Learning: Wonder and Pain.

When I think about learning I think about the first time I read a piece of theory that BLEW MY MIND. When I was a freshman in college I read James Paul Gee's article about discourse communities. Discourse communities are the way that we learn how to speak and write, and we learn these languages in layers. First we learn from our family (primary discourse communities) and then we learn from school, movies, society and sports (secondary discourse communities). Most importantly though, there is a DOMINANT discourse community. It's the language of lawyers, of professors, of politicians. It's the language of power, and you are either born into a family who speaks it, or one who doesn't. If your family doesn't, gaining power is very difficult.

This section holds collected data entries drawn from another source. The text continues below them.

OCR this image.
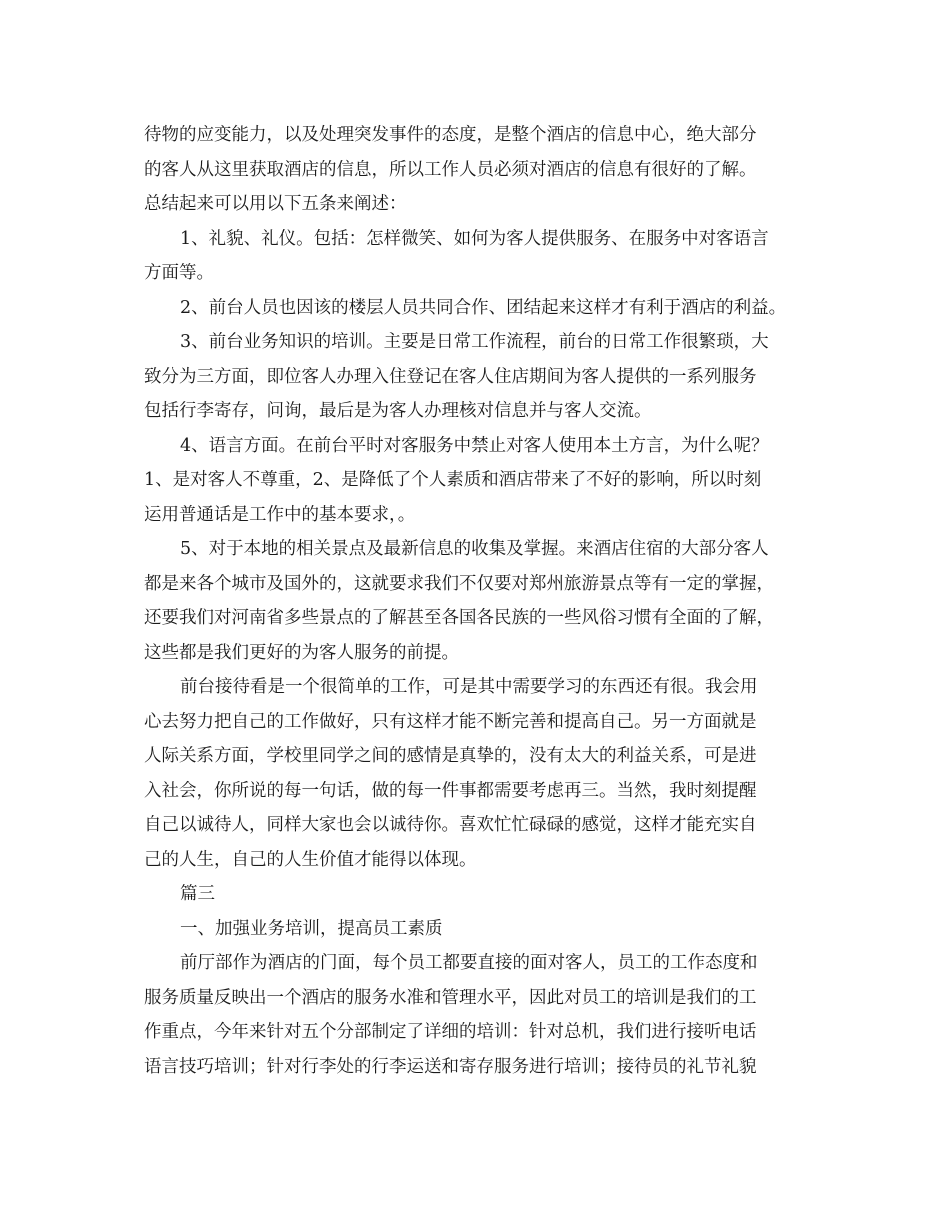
待物的应变能力，以及处理突发事件的态度，是整个酒店的信息中心，绝大部分
的客人从这里获取酒店的信息，所以工作人员必须对酒店的信息有很好的了解。
总结起来可以用以下五条来阐述：
1、礼貌、礼仪。包括：怎样微笑、如何为客人提供服务、在服务中对客语言
方面等。
2、前台人员也因该的楼层人员共同合作、团结起来这样才有利于酒店的利益。
3、前台业务知识的培训。主要是日常工作流程，前台的日常工作很繁琐，大
致分为三方面，即位客人办理入住登记在客人住店期间为客人提供的一系列服务
包括行李寄存，问询，最后是为客人办理核对信息并与客人交流。
4、语言方面。在前台平时对客服务中禁止对客人使用本土方言，为什么呢？
1、是对客人不尊重，2、是降低了个人素质和酒店带来了不好的影响，所以时刻
运用普通话是工作中的基本要求，。
5、对于本地的相关景点及最新信息的收集及掌握。来酒店住宿的大部分客人
都是来各个城市及国外的，这就要求我们不仅要对郑州旅游景点等有一定的掌握，
还要我们对河南省多些景点的了解甚至各国各民族的一些风俗习惯有全面的了解，
这些都是我们更好的为客人服务的前提。
前台接待看是一个很简单的工作，可是其中需要学习的东西还有很。我会用
心去努力把自己的工作做好，只有这样才能不断完善和提高自己。另一方面就是
人际关系方面，学校里同学之间的感情是真挚的，没有太大的利益关系，可是进
入社会，你所说的每一句话，做的每一件事都需要考虑再三。当然，我时刻提醒
自己以诚待人，同样大家也会以诚待你。喜欢忙忙碌碌的感觉，这样才能充实自
己的人生，自己的人生价值才能得以体现。
篇三
一、加强业务培训，提高员工素质
前厅部作为酒店的门面，每个员工都要直接的面对客人，员工的工作态度和
服务质量反映出一个酒店的服务水准和管理水平，因此对员工的培训是我们的工
作重点，今年来针对五个分部制定了详细的培训：针对总机，我们进行接听电话
语言技巧培训；针对行李处的行李运送和寄存服务进行培训；接待员的礼节礼貌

I read this article along with ten other people in the common area of the dorm. I was in a learning community, and we were all stuck. This article was by far the hardest thing I had ever read. We decoded it, sentence by sentence, like it was a hieroglyphic text. By the time I was done the page was heavy with notes just so I could understand what what being said-- just so I could have access to a whole new way of understanding the world. The way discourse communities re-framed my understanding left me in a haze of wonder. I was re-seeing the world, and that was a huge and powerful experience-- I began chasing that experience.

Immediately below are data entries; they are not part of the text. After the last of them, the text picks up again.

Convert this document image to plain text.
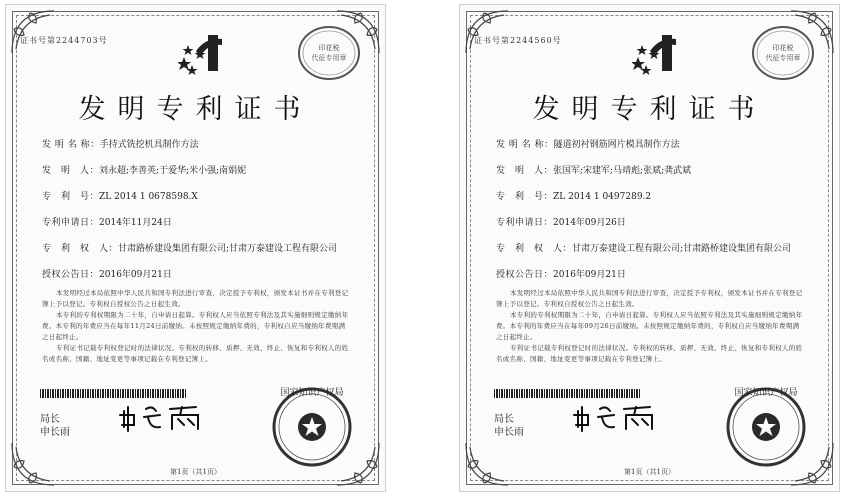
证书号第2244703号
印花税
代征专用章
发明专利证书
发 明 名 称：手持式铣挖机具制作方法
发　明　人：刘永超;李善英;于爱华;米小强;南娟妮
专　利　号：ZL 2014 1 0678598.X
专利申请日：2014年11月24日
专　利　权　人：甘肃路桥建设集团有限公司;甘肃万泰建设工程有限公司
授权公告日：2016年09月21日

本发明经过本局依照中华人民共和国专利法进行审查，决定授予专利权，颁发本证书并在专利登记簿上予以登记。专利权自授权公告之日起生效。

本专利的专利权期限为二十年，自申请日起算。专利权人应当依照专利法及其实施细则规定缴纳年费。本专利的年费应当在每年11月24日前缴纳。未按照规定缴纳年费的，专利权自应当缴纳年费期满之日起终止。

专利证书记载专利权登记时的法律状况。专利权的转移、质押、无效、终止、恢复和专利权人的姓名或名称、国籍、地址变更等事项记载在专利登记簿上。

局长
申长雨
国家知识产权局
第1页（共1页）
证书号第2244560号
印花税
代征专用章
发明专利证书
发 明 名 称：隧道初衬钢筋网片模具制作方法
发　明　人：张国军;宋建军;马靖彪;张斌;龚武斌
专　利　号：ZL 2014 1 0497289.2
专利申请日：2014年09月26日
专　利　权　人：甘肃万泰建设工程有限公司;甘肃路桥建设集团有限公司
授权公告日：2016年09月21日

本发明经过本局依照中华人民共和国专利法进行审查，决定授予专利权，颁发本证书并在专利登记簿上予以登记。专利权自授权公告之日起生效。

本专利的专利权期限为二十年，自申请日起算。专利权人应当依照专利法及其实施细则规定缴纳年费。本专利的年费应当在每年09月26日前缴纳。未按照规定缴纳年费的，专利权自应当缴纳年费期满之日起终止。

专利证书记载专利权登记时的法律状况。专利权的转移、质押、无效、终止、恢复和专利权人的姓名或名称、国籍、地址变更等事项记载在专利登记簿上。

局长
申长雨
国家知识产权局
第1页（共1页）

Fast forward through my masters into the PhD program. Now I was fully in love with learning, but starting to get very... suspicious of the form of school (I still am, by the way). While I had spent 8 years of my life engaging in this learning, I was starting to view the Academy as a church. It was a church that I had been trying to become a holy person in-- my goal was to have the magical professor title bestowed on me. However, I still mostly trusted the process. During the second year of your PhD you have to take a test however. It is a test that feels like hazing. Keep in mind, there had been no tests for a long time, and this test consisted of 24 hours to write 5 essays summarizing our field, and a week to write a paper on a topic chosen by the committee. It was brutal, and went against everything we had been taught about writing. I didn't want to play.

I failed it.

No comments told me why. Only that I had failed. It was the first time I had ever failed anything, and it hurt more than I can really articulate. At this point I no longer trusted my church. I no longer trusted the people who had been teaching me. However, I knew then that there was a game to be played, and I knew that I had different morals and desires than the institution that I was working for and sanctioned by. I learned about myself and I learned about my relationship to faith.

This was the greatest learning experience I have ever had. Learning, while wonderful, can be painful. It can be hard. It does not come from people outside, but how we frame the reality we have. It changes us.